La dimensión de su talento quedó nítidamente establecida a partir de la publicación de “Ariel” en el 1900, que tuvo una resonancia amplísima en el mundo de habla hispana. Mereció reconocimientos tempranamente, tanto como escritor como político. Fue uno de los fundadores del “Club Libertad”, que buscaba la unificación del Partido Colorado a principios del siglo XX. Resultó electo Diputado más de una vez, convirtiéndose en uno de los principales integrantes de la generación del 900.
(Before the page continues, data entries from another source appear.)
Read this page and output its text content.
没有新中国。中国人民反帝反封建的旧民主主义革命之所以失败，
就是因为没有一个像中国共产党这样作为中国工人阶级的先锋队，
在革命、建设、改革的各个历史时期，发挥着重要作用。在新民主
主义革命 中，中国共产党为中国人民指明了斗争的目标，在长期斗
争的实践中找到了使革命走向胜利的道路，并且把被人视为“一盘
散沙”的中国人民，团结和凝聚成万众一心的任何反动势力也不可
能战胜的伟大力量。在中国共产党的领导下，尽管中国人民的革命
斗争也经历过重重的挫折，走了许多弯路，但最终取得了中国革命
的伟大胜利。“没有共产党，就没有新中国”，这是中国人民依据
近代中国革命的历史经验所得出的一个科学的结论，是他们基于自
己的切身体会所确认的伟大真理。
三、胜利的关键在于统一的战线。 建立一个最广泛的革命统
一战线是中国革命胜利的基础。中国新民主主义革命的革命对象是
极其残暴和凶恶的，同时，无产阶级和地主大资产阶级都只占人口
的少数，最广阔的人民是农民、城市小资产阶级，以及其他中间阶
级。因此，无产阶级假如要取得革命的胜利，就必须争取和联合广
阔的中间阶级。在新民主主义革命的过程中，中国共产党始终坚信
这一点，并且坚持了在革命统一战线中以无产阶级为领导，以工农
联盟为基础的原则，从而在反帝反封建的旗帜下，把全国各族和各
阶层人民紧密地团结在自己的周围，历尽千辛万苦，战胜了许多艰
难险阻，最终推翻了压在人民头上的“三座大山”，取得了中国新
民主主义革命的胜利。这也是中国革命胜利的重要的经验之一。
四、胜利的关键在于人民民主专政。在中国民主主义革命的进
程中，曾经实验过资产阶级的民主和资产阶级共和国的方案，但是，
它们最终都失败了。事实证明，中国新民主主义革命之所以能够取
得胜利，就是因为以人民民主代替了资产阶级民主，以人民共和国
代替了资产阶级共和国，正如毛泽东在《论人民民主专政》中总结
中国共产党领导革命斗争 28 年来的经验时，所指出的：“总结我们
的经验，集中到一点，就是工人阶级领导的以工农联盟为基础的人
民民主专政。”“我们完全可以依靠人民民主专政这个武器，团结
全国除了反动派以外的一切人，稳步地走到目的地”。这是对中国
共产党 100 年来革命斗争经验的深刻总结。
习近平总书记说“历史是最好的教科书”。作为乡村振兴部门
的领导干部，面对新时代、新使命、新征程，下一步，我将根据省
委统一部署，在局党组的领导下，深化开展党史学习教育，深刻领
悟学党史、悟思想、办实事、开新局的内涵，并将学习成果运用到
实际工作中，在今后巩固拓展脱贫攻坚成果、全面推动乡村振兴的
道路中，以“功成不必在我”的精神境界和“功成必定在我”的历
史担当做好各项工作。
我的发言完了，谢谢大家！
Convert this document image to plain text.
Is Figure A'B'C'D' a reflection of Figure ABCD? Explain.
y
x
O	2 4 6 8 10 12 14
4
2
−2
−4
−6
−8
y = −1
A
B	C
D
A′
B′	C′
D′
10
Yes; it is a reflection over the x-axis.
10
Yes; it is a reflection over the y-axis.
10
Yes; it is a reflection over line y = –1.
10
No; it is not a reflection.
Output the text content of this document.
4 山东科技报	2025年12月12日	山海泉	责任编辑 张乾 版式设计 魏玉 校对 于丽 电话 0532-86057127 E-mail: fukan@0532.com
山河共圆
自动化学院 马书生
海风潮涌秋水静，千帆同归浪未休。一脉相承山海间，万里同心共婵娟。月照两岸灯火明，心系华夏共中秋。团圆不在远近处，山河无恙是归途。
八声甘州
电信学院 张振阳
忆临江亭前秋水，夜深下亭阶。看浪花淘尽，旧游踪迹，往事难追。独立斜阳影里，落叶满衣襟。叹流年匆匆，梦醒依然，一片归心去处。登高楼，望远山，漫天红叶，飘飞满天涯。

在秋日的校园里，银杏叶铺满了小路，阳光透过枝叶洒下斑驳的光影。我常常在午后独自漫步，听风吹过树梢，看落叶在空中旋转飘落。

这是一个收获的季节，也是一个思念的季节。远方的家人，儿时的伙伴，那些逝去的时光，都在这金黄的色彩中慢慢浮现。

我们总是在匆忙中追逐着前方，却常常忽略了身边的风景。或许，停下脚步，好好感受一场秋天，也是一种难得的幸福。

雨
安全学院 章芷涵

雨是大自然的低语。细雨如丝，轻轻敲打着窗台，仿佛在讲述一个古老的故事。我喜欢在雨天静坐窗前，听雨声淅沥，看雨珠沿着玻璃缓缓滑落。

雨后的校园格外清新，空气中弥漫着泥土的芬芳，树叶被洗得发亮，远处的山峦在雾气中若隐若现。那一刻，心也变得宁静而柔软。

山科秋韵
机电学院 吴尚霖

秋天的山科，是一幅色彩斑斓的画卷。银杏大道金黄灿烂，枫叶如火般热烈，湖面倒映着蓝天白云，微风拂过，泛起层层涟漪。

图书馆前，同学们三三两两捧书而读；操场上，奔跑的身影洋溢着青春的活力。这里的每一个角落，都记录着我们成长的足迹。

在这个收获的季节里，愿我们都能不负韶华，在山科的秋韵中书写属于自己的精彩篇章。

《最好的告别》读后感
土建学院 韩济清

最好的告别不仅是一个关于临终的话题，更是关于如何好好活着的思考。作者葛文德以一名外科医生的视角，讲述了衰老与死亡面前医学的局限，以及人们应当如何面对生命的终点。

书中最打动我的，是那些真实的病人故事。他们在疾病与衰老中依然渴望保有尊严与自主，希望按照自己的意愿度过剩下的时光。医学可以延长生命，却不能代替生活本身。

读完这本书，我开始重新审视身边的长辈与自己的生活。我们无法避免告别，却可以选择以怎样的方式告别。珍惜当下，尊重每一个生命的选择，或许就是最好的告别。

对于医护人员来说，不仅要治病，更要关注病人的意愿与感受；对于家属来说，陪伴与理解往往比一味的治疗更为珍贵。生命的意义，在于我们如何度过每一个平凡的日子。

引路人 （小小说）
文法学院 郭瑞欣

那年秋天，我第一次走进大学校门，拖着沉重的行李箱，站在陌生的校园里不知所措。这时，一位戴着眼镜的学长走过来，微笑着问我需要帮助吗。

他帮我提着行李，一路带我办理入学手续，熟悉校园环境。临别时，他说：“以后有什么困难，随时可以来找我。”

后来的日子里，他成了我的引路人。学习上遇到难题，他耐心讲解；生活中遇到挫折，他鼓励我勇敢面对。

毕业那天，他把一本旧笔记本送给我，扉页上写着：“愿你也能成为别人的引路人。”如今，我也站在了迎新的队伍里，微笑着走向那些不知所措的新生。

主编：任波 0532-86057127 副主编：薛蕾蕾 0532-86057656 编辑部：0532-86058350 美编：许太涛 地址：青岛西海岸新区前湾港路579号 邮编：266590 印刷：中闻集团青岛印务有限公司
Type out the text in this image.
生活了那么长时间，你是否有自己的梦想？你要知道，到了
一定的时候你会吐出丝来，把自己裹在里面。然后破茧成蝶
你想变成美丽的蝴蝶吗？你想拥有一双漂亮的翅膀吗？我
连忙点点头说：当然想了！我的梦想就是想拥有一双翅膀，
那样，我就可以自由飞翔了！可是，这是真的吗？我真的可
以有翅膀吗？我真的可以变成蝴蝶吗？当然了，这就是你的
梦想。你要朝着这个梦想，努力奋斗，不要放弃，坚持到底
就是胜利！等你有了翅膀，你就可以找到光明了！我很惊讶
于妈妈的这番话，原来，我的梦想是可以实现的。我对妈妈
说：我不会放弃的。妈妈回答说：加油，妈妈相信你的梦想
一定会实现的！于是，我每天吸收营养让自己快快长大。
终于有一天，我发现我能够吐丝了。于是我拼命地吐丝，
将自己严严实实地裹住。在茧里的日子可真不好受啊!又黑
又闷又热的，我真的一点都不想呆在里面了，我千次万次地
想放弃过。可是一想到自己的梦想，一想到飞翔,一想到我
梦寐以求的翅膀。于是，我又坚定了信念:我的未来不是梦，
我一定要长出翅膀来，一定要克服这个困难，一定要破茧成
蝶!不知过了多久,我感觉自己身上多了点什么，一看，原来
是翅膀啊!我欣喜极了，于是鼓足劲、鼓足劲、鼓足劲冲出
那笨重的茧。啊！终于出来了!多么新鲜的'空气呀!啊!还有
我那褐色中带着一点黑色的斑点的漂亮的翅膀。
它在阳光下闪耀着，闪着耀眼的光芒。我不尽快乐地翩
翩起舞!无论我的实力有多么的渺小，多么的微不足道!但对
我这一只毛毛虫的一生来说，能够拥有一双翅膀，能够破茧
Como legislador colorado predicó en 1901 su verbo liberal y humanista al decir "Nosotros aspiramos a ser hoy también, y a ser para siempre, como fuimos dentro de los muros de Montevideo, un partido cosmopolita; no ciertamente porque desconozcamos ese noble y pundonoroso sentimiento de altivez nacional, que se inspira en la pasión de la patria, y del que el Partido Colorado ha dado a la historia de la República los más altos ejemplos; pero sí porque consideramos que la comunidad en el culto de los principios liberales, alma de la moderna civilización, pueda dar lugar a vínculos tan fuertes como los del común origen, y enaltecemos, por encima de toda idea exclusivista de nacionalidad, la idea, más amplia y generosa, de la solidaridad humana".

Este excepcional tribuno expresaba en 1907, refiriéndose a hechos históricos, que “… quien sea capaz de llegar al alma de los hechos, percibirá que la significación de la conquista de las Misiones es inmensamente mayor: a punto de que no hay, en el transcurso de los acontecimientos que se abren con la cruzada de 1825, página que más sin reserva podamos vincular al hecho de nuestra definitiva independencia, de nuestra constitución como nacionalidad…”.

Agregaba Rodó “No cae sobre la memoria del general Rivera una gota de sangre que no haya sido vertida en el campo abierto de la lucha. De todos los caudillos del Río de la Plata, contando lo mismo los que le precedieron que los que vinieron después de él, Rivera fue el más humano; quizá, en gran parte, porque fue el más inteligente. En lid con enemigos desalmados y bárbaros, nunca fue capaz de una represalia cruel. Aquel inmenso corazón belicoso era un inmenso corazón bondadoso. Había para él una satisfacción aún más alta que el goce de vencer, y era el goce de perdonar…”. Publicó en 1913 el Mirador de Próspero, donde escribió "Yo, que he participado, y aún participó, de esta fe en el sublime magisterio de la palabra de los poetas, creo, antes que en ninguna otra cosa, en la libertad...".

Trabajó intensamente por la justicia social, no sólo defendiendo con ardor a los obreros, sino respaldando a los empresarios al afirmar “… si hay algún género de capital que merezca particularmente respeto, él es sin duda el capital empleado en la industria; porque, lejos de sustraerse con pusilanimidad y sordidez al movimiento de la vida, para granjear un beneficio sin riesgos, representa un espíritu de iniciativa y de empresa que concurre al fomento de los intereses generales, afrontando, más de una vez, la contingencia de la ruina". Rodó pensaba que, "en las mayores tribulaciones de la patria; frente a los más formidables peligros y a las más tremendas responsabilidades, el viejo partido de Rivera buscó siempre la luz y el camino por medio de la espontánea y libre manifestación de las ideas...

Sin duda, ha sido un acierto del gobierno recordar muy especialmente a esta personalidad fundamental de la cultura uruguaya de finales del siglo XIX y comienzos del XX en el “Día del Patrimonio” bajo el lema “Las ideas cambian al mundo”.